“The limits of my language means the limits of my world.”
“If you could say it in words, there would be no reason to paint.”
“A man with a scant vocabulary will almost certainly be a weak thinker. The richer and more copious one's vocabulary and the greater one's awareness of fine distinctions and subtle nuances of meaning, the more fertile and precise is likely to be one's thinking. Knowledge of things and knowledge of the words for them grow together. If you do not know the words, you can hardly know the thing.”
Henry Hazlitt, Thinking as a Science
I have long pondered the ever increasing importance of the visual compared to the written word—and am not exactly happy with my conclusions.

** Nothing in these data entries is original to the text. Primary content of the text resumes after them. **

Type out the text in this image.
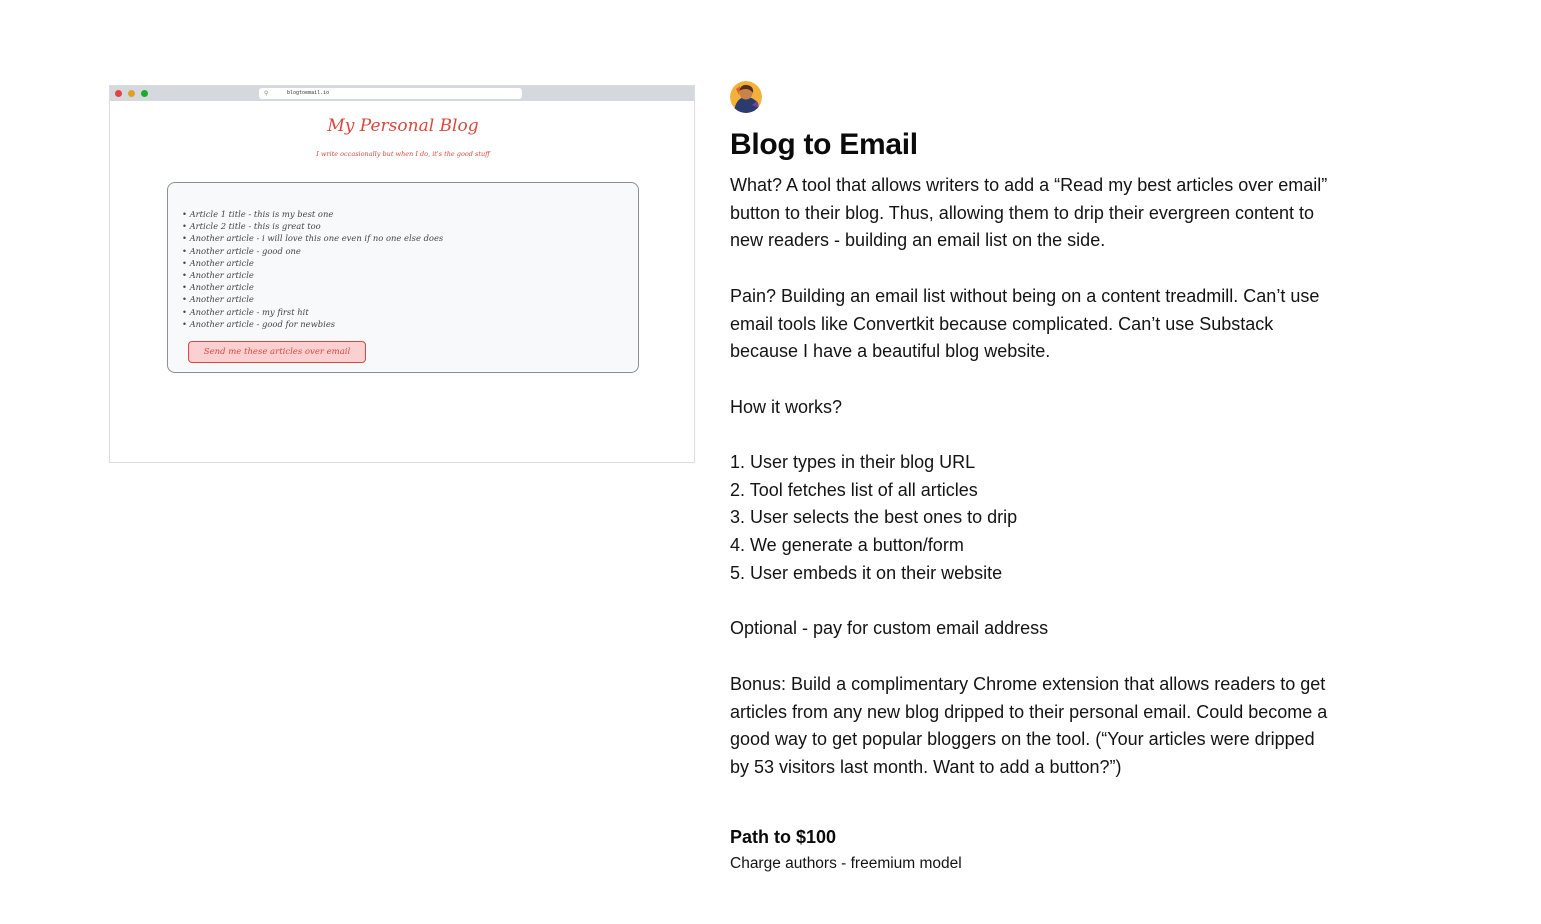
⚲	blogtoemail.io
My Personal Blog
I write occasionally but when I do, it's the good stuff
• Article 1 title - this is my best one
• Article 2 title - this is great too
• Another article - i will love this one even if no one else does
• Another article - good one
• Another article
• Another article
• Another article
• Another article
• Another article - my first hit
• Another article - good for newbies
Send me these articles over email
Blog to Email

What? A tool that allows writers to add a “Read my best articles over email” button to their blog. Thus, allowing them to drip their evergreen content to new readers - building an email list on the side.

Pain? Building an email list without being on a content treadmill. Can’t use email tools like Convertkit because complicated. Can’t use Substack because I have a beautiful blog website.

How it works?

1. User types in their blog URL
2. Tool fetches list of all articles
3. User selects the best ones to drip
4. We generate a button/form
5. User embeds it on their website

Optional - pay for custom email address

Bonus: Build a complimentary Chrome extension that allows readers to get articles from any new blog dripped to their personal email. Could become a good way to get popular bloggers on the tool. (“Your articles were dripped by 53 visitors last month. Want to add a button?”)

Path to $100
Charge authors - freemium model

The visual seems to be winning out even though it can’t do the same job—and can scarcely handle nuance and complexity at all. The visual appeals primarily to our emotions—with intellect scarcely getting a look in. It also distracts from the writing—which is one of the reasons why enhanced books have not been more successful (except in niche areas). People naturally gravitate to the easy—so, if there are plenty of pictures, they will tend to focus on those. In contrast, reading takes effort—sometimes considerable effort.
Strange how we talk about reading as if it was the complete skill. Doubtless, we don’t mean to because we do also teach comprehension—but my sense is that, all too often, we pay lip service to the latter. Reading—in the sense that one really understands both meaning and context—is a major skill and less than common.

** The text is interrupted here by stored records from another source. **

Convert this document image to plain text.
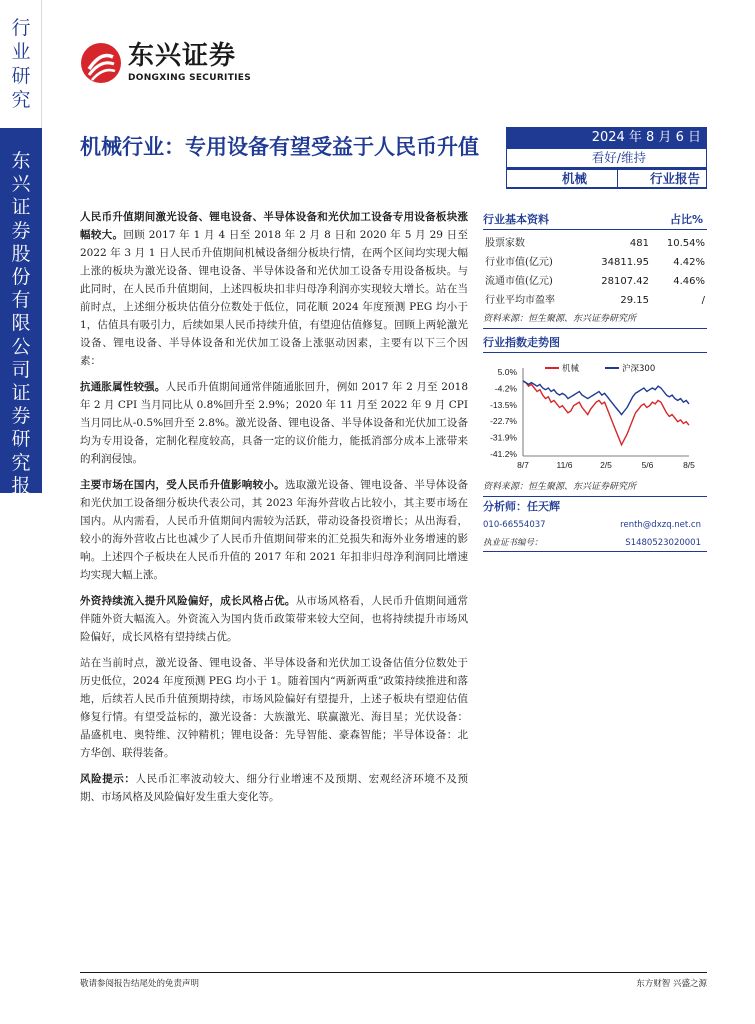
行
业
研
究
东
兴
证
券
股
份
有
限
公
司
证
券
研
究
报
告
东兴证券
DONGXING SECURITIES
机械行业：专用设备有望受益于人民币升值	2024 年 8 月 6 日
看好/维持
机械	行业报告

人民币升值期间激光设备、锂电设备、半导体设备和光伏加工设备专用设备板块涨幅较大。回顾 2017 年 1 月 4 日至 2018 年 2 月 8 日和 2020 年 5 月 29 日至 2022 年 3 月 1 日人民币升值期间机械设备细分板块行情，在两个区间均实现大幅上涨的板块为激光设备、锂电设备、半导体设备和光伏加工设备专用设备板块。与此同时，在人民币升值期间，上述四板块扣非归母净利润亦实现较大增长。站在当前时点，上述细分板块估值分位数处于低位，同花顺 2024 年度预测 PEG 均小于 1，估值具有吸引力，后续如果人民币持续升值，有望迎估值修复。回顾上两轮激光设备、锂电设备、半导体设备和光伏加工设备上涨驱动因素，主要有以下三个因素：

抗通胀属性较强。人民币升值期间通常伴随通胀回升，例如 2017 年 2 月至 2018 年 2 月 CPI 当月同比从 0.8%回升至 2.9%；2020 年 11 月至 2022 年 9 月 CPI 当月同比从-0.5%回升至 2.8%。激光设备、锂电设备、半导体设备和光伏加工设备均为专用设备，定制化程度较高，具备一定的议价能力，能抵消部分成本上涨带来的利润侵蚀。

主要市场在国内，受人民币升值影响较小。选取激光设备、锂电设备、半导体设备和光伏加工设备细分板块代表公司，其 2023 年海外营收占比较小，其主要市场在国内。从内需看，人民币升值期间内需较为活跃，带动设备投资增长；从出海看，较小的海外营收占比也减少了人民币升值期间带来的汇兑损失和海外业务增速的影响。上述四个子板块在人民币升值的 2017 年和 2021 年扣非归母净利润同比增速均实现大幅上涨。

外资持续流入提升风险偏好，成长风格占优。从市场风格看，人民币升值期间通常伴随外资大幅流入。外资流入为国内货币政策带来较大空间，也将持续提升市场风险偏好，成长风格有望持续占优。

站在当前时点，激光设备、锂电设备、半导体设备和光伏加工设备估值分位数处于历史低位，2024 年度预测 PEG 均小于 1。随着国内“两新两重”政策持续推进和落地，后续若人民币升值预期持续，市场风险偏好有望提升，上述子板块有望迎估值修复行情。有望受益标的，激光设备：大族激光、联赢激光、海目星；光伏设备：晶盛机电、奥特维、汉钟精机；锂电设备：先导智能、豪森智能；半导体设备：北方华创、联得装备。

风险提示：人民币汇率波动较大、细分行业增速不及预期、宏观经济环境不及预期、市场风格及风险偏好发生重大变化等。

行业基本资料	占比%
股票家数	481	10.54%
行业市值(亿元)	34811.95	4.42%
流通市值(亿元)	28107.42	4.46%
行业平均市盈率	29.15	/
资料来源：恒生聚源、东兴证券研究所
行业指数走势图
5.0%
-4.2%
-13.5%
-22.7%
-31.9%
-41.2%
8/7	11/6	2/5	5/6	8/5
机械	沪深300
资料来源：恒生聚源、东兴证券研究所
分析师：任天辉
010-66554037	renth@dxzq.net.cn
执业证书编号：	S1480523020001
敬请参阅报告结尾处的免责声明	东方财智 兴盛之源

I love the visual—but I love writing more. How to reconcile this? I seem to spend my life dealing with such conundrums? Throughout my life, I have had people telling me I think too much.
They really mean “question too much.”
Since I have great respect for the intellect I have been gifted with, I am of the opinion that the truth is that I think—and question—far too little.
Your brain is there to be used!
Focused thought is a force of extraordinary power (because the logic of such thought tends to lead towards execution as well since an idea left unexecuted is of limited utility), but the trouble is that it means facing up to much that is unpalatable—both about oneself, and elsewhere. Of course, that assumes intellectual honesty.
On the other hand, how can one really think without intellectual honesty—which means focusing solely on the best information available, bypassing your own prejudices, recognizing your own weaknesses, and ignoring your own beliefs (unless those beliefs are supported by the evidence). The answer is that you can’t. Which may explain a great deal.